Some time later she came in and said, “I have broken my engagement to Tom. I don’t know why, but I just can’t stand that man. He’s a nice guy, but personally I can’t stand him, but I don’t know any Harry.” Still later, she reported that she had met a man named Harry. Barbara married this man Harry, whose real name was Harold.
Barbara had actually met Harold previously, had formed her own unconscious impression of him, noted that he was commonly called Harry, but had then “forgotten” him. She had also realized unconsciously that she was not in love with Tom. Thus, she put the whole problem in a nutshell on a sheet of paper. As visiting lecturer, the psychiatrist did not have the right to intrude upon her personal life. But she thought he might be a competent therapist, and she tested him.

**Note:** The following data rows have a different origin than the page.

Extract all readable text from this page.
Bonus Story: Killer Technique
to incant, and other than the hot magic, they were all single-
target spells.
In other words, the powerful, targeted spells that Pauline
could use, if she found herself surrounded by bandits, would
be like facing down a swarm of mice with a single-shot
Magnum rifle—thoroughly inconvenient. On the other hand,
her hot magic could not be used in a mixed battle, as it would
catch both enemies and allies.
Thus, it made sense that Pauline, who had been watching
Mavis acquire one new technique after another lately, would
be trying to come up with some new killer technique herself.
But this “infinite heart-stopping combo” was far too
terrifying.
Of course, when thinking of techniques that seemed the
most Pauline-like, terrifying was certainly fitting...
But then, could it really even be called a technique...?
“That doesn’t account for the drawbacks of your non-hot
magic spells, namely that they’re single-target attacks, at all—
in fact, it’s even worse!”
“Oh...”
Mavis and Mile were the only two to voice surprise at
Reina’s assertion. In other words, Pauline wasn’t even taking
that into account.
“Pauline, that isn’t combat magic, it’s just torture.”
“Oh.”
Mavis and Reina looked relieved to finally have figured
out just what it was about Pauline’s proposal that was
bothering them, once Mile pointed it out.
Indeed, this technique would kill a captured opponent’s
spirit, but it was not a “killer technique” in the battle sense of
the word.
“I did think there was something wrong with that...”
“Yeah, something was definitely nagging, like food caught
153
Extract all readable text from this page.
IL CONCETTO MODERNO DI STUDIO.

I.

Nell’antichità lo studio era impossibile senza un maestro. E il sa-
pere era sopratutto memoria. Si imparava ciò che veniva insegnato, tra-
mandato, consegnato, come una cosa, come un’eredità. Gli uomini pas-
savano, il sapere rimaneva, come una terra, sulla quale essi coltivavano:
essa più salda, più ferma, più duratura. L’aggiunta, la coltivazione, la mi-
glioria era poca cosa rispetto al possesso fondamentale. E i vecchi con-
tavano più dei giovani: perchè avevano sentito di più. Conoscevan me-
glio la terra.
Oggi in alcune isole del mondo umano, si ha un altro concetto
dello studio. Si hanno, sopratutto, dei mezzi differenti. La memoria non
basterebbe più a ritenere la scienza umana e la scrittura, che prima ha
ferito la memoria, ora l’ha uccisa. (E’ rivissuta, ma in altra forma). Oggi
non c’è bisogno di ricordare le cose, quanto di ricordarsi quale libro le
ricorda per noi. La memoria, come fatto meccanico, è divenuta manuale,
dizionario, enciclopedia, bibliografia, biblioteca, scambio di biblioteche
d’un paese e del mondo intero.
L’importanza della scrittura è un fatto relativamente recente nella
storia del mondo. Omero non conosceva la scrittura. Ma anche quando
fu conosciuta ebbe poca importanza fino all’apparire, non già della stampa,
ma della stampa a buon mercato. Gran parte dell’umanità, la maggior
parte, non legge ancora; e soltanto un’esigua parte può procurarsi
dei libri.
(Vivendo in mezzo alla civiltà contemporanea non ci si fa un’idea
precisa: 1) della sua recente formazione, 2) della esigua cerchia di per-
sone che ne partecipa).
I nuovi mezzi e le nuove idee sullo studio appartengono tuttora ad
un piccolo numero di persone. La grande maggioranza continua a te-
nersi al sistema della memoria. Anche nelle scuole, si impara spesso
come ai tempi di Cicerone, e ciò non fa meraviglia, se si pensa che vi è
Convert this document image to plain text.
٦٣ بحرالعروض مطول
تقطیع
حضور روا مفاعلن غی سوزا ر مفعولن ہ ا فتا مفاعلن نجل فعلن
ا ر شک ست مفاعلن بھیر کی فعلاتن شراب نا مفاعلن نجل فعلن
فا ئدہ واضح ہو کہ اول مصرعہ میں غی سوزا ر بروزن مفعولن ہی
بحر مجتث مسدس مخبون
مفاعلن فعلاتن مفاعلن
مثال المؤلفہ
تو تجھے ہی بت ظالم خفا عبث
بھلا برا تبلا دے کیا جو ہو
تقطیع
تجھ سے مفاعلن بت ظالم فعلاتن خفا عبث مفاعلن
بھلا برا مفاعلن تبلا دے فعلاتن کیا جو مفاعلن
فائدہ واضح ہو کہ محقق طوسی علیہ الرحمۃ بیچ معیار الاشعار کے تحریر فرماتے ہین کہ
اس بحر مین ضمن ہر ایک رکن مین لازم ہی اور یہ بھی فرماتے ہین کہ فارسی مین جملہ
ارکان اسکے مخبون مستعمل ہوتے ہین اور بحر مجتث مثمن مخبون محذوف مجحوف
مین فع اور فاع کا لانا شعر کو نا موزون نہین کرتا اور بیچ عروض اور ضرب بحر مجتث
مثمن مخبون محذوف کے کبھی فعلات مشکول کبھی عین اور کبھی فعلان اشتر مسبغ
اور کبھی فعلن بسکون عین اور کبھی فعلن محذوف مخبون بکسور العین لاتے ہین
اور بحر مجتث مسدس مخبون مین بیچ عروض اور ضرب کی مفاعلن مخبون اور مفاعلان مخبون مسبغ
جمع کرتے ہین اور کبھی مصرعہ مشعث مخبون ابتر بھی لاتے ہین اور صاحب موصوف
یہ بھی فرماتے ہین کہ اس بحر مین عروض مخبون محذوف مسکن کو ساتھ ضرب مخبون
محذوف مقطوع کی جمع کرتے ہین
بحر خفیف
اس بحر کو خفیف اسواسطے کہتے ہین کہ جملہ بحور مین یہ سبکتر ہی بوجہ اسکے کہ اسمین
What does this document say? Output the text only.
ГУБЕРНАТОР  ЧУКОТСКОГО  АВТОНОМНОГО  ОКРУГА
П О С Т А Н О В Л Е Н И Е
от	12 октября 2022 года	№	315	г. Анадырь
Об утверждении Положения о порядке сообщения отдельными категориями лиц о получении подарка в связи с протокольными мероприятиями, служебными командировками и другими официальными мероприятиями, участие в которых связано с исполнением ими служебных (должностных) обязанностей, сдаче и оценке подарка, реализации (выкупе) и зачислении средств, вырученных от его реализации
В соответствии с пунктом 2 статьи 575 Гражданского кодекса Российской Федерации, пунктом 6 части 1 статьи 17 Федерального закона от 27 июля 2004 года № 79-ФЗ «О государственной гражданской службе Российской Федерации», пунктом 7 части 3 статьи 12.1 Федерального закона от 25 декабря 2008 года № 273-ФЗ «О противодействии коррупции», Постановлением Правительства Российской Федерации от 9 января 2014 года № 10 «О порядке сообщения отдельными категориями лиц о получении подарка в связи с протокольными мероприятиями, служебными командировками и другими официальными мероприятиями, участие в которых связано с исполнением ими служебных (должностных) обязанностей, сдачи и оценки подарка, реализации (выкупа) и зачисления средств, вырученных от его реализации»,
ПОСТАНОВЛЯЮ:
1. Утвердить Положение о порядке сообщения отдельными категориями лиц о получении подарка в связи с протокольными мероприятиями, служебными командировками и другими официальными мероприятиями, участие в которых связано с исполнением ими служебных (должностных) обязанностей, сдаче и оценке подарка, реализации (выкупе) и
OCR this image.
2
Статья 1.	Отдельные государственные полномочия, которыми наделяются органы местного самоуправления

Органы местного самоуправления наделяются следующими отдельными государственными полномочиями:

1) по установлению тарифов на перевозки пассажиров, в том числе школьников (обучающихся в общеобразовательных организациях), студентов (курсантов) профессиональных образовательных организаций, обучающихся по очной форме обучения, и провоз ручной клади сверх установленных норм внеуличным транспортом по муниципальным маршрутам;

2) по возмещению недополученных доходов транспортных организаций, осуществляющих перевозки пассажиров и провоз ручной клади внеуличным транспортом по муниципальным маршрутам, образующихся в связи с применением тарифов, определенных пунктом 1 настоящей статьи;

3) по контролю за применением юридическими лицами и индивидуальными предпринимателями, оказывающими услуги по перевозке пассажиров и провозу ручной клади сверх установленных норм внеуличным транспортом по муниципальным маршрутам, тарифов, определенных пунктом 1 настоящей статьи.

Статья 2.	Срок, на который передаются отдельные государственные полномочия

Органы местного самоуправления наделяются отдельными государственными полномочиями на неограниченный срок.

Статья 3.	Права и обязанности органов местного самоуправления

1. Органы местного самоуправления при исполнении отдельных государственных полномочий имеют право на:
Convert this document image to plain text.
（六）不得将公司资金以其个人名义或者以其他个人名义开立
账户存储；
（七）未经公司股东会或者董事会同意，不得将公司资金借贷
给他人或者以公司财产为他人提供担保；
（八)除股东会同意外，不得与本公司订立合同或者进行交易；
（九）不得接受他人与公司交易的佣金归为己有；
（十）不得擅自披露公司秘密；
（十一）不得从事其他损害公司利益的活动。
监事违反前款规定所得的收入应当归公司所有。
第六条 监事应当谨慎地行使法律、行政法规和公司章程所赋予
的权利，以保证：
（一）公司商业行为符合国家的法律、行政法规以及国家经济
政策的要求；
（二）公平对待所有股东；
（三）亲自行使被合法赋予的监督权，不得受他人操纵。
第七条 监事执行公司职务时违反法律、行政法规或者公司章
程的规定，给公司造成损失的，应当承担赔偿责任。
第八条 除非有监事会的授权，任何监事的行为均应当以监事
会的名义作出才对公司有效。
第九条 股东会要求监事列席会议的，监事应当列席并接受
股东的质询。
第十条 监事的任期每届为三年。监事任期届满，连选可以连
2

One protects the patient in every regard. One does not intrude upon his personal life. One merely expresses a willingness to help the patient—and only at the rate he can tolerate.
When deep trances are needed
One of the things a hypnotist must bear in mind is that there is sometimes a need for a deep trance, no matter what the situation is. One should be able to induce a trance that may help uncover factors related to a patient’s particular problem.